- Born: 1965 (age 60–61) Fuzhou, China
- Education: University of Science & Technology of China Tufts University Massachusetts Institute of Technology Harvard Medical School
- Occupations: Professor and Researcher
- Employer(s): Massachusetts General Hospital Harvard Medical School

= Xudong Huang =

Medical researcher

Xudong Huang (born 1965) is a Chinese-American medical researcher and the current Co-Director of the Neurochemistry Lab of Psychiatry Department at the Massachusetts General Hospital. He is also an Associate Professor of Psychiatry at Harvard Medical School.

==Early life==
In 1965, Dr. Huang was born in Fuzhou, China. He went on to attend the University of Science & Technology of China and graduated in 1987. Dr. Huang then attended Tufts University for his master's degree in chemistry.
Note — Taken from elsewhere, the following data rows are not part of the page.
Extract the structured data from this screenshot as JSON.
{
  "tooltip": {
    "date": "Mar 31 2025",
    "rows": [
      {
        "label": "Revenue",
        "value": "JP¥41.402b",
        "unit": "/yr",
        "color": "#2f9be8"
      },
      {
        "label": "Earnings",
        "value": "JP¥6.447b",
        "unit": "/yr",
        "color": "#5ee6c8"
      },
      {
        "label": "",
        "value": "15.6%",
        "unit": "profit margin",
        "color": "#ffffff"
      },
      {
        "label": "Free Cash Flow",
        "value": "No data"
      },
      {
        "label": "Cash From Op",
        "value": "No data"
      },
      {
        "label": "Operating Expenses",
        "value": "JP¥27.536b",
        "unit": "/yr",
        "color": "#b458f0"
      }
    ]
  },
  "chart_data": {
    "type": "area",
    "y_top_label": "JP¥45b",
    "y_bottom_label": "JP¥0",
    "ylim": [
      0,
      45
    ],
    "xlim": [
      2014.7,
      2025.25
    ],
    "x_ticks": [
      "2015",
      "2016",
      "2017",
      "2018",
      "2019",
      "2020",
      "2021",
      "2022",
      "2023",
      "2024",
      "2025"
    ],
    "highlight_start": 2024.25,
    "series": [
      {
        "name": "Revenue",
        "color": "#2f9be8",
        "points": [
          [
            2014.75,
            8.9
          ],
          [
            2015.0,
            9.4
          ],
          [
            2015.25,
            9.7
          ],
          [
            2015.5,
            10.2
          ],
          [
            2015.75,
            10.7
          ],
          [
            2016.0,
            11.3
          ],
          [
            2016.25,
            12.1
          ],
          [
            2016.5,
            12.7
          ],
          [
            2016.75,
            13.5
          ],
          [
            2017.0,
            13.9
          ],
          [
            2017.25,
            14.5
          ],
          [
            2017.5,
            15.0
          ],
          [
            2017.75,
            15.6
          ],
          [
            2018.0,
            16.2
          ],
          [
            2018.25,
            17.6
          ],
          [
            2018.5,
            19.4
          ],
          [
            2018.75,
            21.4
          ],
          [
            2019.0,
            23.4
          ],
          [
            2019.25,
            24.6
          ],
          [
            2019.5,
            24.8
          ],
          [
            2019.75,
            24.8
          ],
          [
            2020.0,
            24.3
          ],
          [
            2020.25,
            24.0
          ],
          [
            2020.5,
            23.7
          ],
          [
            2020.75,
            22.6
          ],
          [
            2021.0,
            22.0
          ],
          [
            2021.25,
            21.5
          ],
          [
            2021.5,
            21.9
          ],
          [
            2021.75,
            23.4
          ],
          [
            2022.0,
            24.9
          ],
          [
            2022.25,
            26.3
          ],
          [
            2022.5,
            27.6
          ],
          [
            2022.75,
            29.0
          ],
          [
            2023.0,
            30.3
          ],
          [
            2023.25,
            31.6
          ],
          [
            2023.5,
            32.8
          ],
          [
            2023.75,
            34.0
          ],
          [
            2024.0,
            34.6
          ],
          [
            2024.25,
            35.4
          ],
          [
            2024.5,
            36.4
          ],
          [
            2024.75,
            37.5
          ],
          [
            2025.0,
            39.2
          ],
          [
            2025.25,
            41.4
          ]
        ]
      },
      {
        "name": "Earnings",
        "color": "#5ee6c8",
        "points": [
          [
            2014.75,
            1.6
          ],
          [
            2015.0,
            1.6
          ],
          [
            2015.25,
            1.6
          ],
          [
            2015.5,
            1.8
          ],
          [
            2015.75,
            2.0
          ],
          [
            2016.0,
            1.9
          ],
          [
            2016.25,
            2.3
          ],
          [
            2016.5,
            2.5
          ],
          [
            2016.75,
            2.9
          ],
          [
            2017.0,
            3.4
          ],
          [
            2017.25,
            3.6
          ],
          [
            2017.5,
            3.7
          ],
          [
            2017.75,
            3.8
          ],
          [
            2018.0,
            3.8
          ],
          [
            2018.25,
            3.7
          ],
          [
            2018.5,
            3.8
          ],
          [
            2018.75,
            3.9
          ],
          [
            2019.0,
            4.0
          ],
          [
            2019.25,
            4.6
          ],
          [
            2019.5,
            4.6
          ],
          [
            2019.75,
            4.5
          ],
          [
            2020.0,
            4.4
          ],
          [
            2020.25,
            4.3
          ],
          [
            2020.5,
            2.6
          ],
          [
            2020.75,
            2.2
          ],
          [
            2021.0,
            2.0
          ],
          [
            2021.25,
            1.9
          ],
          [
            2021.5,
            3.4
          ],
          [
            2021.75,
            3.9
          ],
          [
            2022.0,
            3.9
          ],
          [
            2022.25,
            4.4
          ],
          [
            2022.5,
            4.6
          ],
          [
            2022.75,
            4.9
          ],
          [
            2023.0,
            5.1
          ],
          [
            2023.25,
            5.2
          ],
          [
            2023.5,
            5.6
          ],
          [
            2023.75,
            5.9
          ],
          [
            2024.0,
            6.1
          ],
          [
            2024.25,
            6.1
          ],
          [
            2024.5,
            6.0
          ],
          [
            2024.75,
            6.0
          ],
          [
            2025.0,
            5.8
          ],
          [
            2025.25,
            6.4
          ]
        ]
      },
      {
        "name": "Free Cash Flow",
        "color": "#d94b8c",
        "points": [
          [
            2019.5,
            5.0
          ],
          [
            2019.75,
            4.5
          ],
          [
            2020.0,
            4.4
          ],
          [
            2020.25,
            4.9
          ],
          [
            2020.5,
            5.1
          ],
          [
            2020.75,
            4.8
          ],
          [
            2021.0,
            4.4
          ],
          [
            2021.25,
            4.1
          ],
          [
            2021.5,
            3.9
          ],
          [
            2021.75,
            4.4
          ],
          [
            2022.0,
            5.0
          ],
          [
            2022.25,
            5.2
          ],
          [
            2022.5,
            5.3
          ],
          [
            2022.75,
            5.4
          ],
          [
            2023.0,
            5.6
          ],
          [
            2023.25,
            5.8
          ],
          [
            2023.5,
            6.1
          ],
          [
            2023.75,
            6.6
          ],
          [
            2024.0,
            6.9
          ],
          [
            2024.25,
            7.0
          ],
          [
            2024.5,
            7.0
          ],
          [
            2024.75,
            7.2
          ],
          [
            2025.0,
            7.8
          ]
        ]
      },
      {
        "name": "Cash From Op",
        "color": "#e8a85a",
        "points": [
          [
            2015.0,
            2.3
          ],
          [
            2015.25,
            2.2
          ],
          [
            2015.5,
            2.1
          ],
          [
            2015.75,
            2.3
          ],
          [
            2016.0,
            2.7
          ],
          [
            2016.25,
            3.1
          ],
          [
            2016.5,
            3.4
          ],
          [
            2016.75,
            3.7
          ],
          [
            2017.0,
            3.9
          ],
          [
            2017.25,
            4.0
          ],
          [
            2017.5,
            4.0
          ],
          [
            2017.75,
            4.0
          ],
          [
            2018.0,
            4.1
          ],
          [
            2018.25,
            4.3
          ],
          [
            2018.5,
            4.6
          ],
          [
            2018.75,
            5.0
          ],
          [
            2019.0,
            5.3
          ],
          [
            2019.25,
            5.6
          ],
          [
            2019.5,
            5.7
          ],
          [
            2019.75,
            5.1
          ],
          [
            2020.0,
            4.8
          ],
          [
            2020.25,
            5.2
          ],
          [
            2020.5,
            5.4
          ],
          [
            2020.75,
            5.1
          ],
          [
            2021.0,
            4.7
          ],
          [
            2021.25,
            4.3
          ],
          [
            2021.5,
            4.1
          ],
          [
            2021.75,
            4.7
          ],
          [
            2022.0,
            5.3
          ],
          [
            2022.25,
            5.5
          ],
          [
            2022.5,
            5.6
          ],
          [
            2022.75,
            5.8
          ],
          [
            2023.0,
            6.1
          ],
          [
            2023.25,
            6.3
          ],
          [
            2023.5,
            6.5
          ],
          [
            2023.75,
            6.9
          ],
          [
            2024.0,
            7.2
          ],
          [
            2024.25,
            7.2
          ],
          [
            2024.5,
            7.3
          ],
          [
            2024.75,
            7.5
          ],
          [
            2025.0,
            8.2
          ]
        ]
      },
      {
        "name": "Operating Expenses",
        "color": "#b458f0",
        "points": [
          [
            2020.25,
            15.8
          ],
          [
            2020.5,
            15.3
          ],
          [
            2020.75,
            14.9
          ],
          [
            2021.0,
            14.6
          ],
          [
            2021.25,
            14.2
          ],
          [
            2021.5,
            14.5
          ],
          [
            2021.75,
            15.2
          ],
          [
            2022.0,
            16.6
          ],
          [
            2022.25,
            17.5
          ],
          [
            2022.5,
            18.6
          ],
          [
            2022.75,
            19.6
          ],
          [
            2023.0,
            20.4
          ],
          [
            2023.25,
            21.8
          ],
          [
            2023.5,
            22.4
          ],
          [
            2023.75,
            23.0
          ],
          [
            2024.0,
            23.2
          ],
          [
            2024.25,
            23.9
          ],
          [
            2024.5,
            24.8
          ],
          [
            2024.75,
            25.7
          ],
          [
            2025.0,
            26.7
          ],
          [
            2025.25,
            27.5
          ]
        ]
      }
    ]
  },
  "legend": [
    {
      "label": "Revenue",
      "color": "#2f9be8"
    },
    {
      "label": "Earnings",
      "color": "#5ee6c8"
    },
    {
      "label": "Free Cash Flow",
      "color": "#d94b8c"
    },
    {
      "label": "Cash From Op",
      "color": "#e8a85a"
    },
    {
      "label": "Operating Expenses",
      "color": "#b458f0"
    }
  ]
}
Finally, he earned a Ph.D. in nuclear science and engineering from Massachusetts Institute of Technology and did his postdoctoral work at Harvard Medical School and Massachusetts General Hospital.

==Career==
Huang's research centers around finding cures for Alzheimer's disease and other brain diseases, cardiovascular diseases, and cancer, and using artificial intelligence in his drug discovery research. Dr. Huang has published more than 120 research papers, has 5 patents and has long been the Editor-in-Chief for the International Journal of Biomedical Nanoscience and Nanotechnology.